City Council members and activists in Minneapolis are trying to disband and replace the Minneapolis Police Department again after their first attempt to abolish the police failed. Activists who support the idea cite a history of police brutality by the Minneapolis Police Department that was exemplified by George Floyd’s death.
The initiative – Yes 4 Minneapolis – funded primarily by billionaire George Soros, aims to replace the police with a “public safety department” that employs a “comprehensive public health approach” as well as licensed peace officers “if necessary.”
Soros’ Open Society Policy Center has given $500,000 to the initiative, which is gathering signatures to put their measure on the ballot in November. With donations from more than 30 additional groups, the movement has raised around $1 million dollars so far according to CBS Minnesota.
If successful, the new public safety department will no longer be under the control of Mayor Jacob Frey who opposed abolishing the police.
Brian Fullman, lead organizer Barbershop and Black Congregation Cooperative, said that the current system is unacceptable.
“What we knew as public safety — which is only the police right now, the only option that we have — was unacceptable. The murder of George Floyd ignited a lot of historical pain and disrespect that we have been going through, and we made the decision that we no longer wanted to have what we have now as the only option for public safety.”
Rev. JaNaé Bates, a leader of the Yes 4 Minneapolis campaign, said that there is a lot of momentum for change in the community a year after Floyd’s death.

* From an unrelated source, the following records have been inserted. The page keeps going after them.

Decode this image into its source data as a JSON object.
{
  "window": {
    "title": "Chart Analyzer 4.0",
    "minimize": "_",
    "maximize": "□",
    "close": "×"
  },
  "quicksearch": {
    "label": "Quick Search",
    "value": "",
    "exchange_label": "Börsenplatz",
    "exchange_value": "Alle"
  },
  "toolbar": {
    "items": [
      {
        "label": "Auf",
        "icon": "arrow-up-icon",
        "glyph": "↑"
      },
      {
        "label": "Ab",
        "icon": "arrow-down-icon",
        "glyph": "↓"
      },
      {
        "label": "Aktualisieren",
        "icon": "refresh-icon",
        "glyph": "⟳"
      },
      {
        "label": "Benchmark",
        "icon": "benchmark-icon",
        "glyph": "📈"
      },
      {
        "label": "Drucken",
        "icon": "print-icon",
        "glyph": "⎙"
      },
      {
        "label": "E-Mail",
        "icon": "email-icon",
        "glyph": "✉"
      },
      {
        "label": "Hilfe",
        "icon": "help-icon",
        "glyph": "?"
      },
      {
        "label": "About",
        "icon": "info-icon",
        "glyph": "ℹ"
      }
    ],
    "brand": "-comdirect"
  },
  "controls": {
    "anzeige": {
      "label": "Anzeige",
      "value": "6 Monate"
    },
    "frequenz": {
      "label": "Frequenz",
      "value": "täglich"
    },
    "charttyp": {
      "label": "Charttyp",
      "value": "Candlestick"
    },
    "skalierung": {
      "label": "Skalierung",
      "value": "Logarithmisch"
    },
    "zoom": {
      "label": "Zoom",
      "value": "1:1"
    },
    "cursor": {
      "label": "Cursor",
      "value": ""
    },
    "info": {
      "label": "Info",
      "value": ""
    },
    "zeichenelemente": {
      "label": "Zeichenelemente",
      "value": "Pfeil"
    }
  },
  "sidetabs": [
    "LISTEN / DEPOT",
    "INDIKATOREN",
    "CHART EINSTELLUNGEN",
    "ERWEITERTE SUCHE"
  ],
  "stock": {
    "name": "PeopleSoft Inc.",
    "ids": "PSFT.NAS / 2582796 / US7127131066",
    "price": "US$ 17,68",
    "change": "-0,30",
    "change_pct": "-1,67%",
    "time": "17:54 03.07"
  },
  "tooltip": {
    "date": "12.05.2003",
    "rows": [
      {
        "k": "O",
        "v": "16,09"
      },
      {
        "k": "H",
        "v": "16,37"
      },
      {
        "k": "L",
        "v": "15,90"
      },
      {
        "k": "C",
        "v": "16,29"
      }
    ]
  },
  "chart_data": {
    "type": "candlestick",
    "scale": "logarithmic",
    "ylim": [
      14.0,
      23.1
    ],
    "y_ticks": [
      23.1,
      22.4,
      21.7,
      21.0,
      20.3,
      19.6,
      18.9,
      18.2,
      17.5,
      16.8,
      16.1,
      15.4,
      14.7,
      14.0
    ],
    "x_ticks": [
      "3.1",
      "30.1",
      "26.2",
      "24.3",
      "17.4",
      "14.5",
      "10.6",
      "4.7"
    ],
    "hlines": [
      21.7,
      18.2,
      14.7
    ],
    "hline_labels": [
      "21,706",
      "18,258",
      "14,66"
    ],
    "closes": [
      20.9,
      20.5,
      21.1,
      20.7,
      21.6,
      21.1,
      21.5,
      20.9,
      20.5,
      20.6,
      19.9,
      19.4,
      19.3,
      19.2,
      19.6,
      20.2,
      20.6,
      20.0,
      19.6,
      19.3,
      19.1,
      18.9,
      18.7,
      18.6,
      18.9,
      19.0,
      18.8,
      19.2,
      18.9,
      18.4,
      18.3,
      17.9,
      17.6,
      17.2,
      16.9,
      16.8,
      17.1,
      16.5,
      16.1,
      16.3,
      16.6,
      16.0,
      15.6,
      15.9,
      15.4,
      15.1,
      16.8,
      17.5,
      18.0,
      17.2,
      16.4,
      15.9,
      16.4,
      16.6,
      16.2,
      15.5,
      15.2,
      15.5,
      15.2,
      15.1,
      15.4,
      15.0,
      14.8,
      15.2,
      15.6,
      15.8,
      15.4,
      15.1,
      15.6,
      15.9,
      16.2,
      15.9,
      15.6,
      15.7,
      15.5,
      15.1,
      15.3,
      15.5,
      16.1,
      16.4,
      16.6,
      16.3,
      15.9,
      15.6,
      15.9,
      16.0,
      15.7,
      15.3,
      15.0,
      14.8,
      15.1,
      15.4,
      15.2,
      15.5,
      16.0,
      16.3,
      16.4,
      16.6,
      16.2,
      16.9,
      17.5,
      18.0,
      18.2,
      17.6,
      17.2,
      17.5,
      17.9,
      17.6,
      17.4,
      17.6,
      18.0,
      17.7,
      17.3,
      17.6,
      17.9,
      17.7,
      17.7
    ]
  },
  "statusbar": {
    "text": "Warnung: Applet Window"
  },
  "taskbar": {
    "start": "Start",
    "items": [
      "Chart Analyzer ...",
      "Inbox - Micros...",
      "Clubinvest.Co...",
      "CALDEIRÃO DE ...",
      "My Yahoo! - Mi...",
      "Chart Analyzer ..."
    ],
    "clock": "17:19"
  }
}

“The residents of Minneapolis really were the ones who made the call for this, who were like, we can’t just let this lesson that took place in the summer to be something that fizzles out, and then what? We just wait for the next person to be killed by the police?” she said.
Those who oppose the initiative point to rising crime in the city and an understaffed police department as reasons to boost police support.
All of Mpls has raised $109,000 to begin campaigning against the proposal with door knocking, community events, mailers and digital ads.
All of Mpls campaign manager Leili Fatehi called abolishing the police department a “gimmick,” and said that residents are worried about the increase in crime over the past year.
Fatehi argued that there are better ways to balance crime prevention and police accountability than getting rid of the police altogether.
“It’s not getting us to the real solutions that balance those two concerns,” she said.
Bill Rodriguez, co-founder of Operation Safety Now, called the proposed amendment a “trojan horse” and warned that the campaign’s end goal is to abolish police, as the bill does not guarantee the presence of police officers.
“The amendment doesn’t say there will be a police force — it says there could be, maybe, if necessary,” he said. “That’s the most important thing that needs to be understood about this amendment.”
The city is currently investigating its policing practices with an eye to further changes regardless of the outcome of the ballot. The mayor and Chief Medaria Arradondo have launched several policy changes since Floyd’s death, including requiring new training on de-escalation, reworking use of force restrictions and strengthening the disciplinary process.